Weighted Random Numbers

I am trying to implement weighted random numbers. Currently, I am just banging my head against the wall and cannot understand this.

In my project (Hold'em hand-range, subjective all-in-one analysis) I use random Boost functions. So, let's say I want to select a random number from 1 to 3 (either 1, 2, or 3). Boost mersenne twister generator works like a charm for this. However, I want the selection to be weighted, for example, as follows:

1 (weight: 90) 2 (weight: 56) 3 (weight: 4) 

Does Boost have any features for this?

+74
c ++ boost random
Nov 19 '09 at 7:56
source share
7 answers

There is a simple algorithm for choosing an item at random, where the elements have individual weights:

1) calculate the sum of all weights

2) select a random number equal to 0 or more and less than the sum of the weights

3) view items one at a time, subtracting their weight from your random number until you get an item where the random number is less than the weight of this element.

Pseudocode illustrating this:

 int sum_of_weight = 0; for(int i=0; i<num_choices; i++) { sum_of_weight += choice_weight[i]; } int rnd = random(sum_of_weight); for(int i=0; i<num_choices; i++) { if(rnd < choice_weight[i]) return i; rnd -= choice_weight[i]; } assert(!"should never get here"); 

It should be easy to adapt to your containers with acceleration and the like.




If your weights rarely change, but you often choose them at random, and while your container stores pointers to objects or more than a few dozen elements (basically, you need to profile to find out if this helps or prevents), that is, optimization:

By storing the total weight in each element, you can use binary search to select the element corresponding to the weight.

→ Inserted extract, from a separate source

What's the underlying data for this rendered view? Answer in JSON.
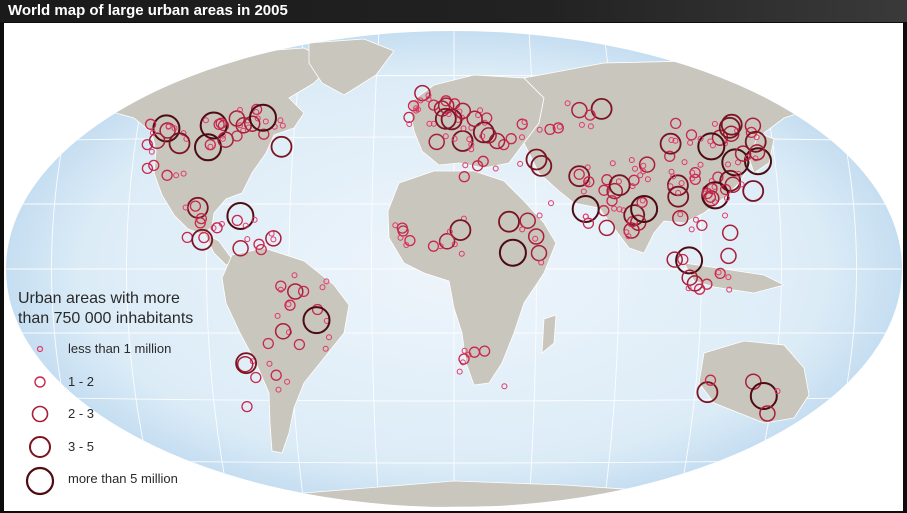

If you do not know the number of elements in the list, then there is a very neat algorithm called collector sampling , which can be adapted for weighted.

+135
Nov 19. '09 at 8:00
source share

Updated answer to old question. You can easily do this in C ++ 11 with just std :: lib:

 #include <iostream> #include <random> #include <iterator> #include <ctime> #include <type_traits> #include <cassert> int main() { // Set up distribution double interval[] = {1, 2, 3, 4}; double weights[] = { .90, .56, .04}; std::piecewise_constant_distribution<> dist(std::begin(interval), std::end(interval), std::begin(weights)); // Choose generator std::mt19937 gen(std::time(0)); // seed as wanted // Demonstrate with N randomly generated numbers const unsigned N = 1000000; // Collect number of times each random number is generated double avg[std::extent<decltype(weights)>::value] = {0}; for (unsigned i = 0; i < N; ++i) { // Generate random number using gen, distributed according to dist unsigned r = static_cast<unsigned>(dist(gen)); // Sanity check assert(interval[0] <= r && r <= *(std::end(interval)-2)); // Save r for statistical test of distribution avg[r - 1]++; } // Compute averages for distribution for (double* i = std::begin(avg); i < std::end(avg); ++i) *i /= N; // Display distribution for (unsigned i = 1; i <= std::extent<decltype(avg)>::value; ++i) std::cout << "avg[" << i << "] = " << avg[i-1] << '\n'; } 

The output on my system is:

 avg[1] = 0.600115 avg[2] = 0.373341 avg[3] = 0.026544 

Note that most of the code above is devoted to simple display and analysis of output. The actual generation is just a few lines of code. The result shows that the requested "probabilities" were received. You should divide the requested result by 1.5, as this is what the queries add to.

+40
Apr 12 '11 at 1:10
source share

What I do when I need a weight number is a random number for weight.

For example: I need to generate random numbers from 1 to 3 with the following weights:

  • 10% random number may be 1
  • 30% random number may be 2
  • 60% random number may be 3

Then I use:

 weight = rand() % 10; switch( weight ) { case 0: randomNumber = 1; break; case 1: case 2: case 3: randomNumber = 2; break; case 4: case 5: case 6: case 7: case 8: case 9: randomNumber = 3; break; } 

Moreover, at random, he has 10% of the probabilities of 1, 30%, to be 2 and 60% equal to 3.

You can play with him as your needs.

Hope I can help you, Good luck!

+8
Nov 28 '13 at 21:49
source share

If your weights change more slowly than they are drawn, C ++ 11 discrete_distribution will be the easiest:

 #include <random> #include <vector> std::vector<double> weights{90,56,4}; std::discrete_distribution<int> dist(std::begin(weights), std::end(weights)); std::mt19937 gen; gen.seed(time(0));//if you want different results from different runs int N = 100000; std::vector<int> samples(N); for(auto & i: samples) i = dist(gen); //do something with your samples... 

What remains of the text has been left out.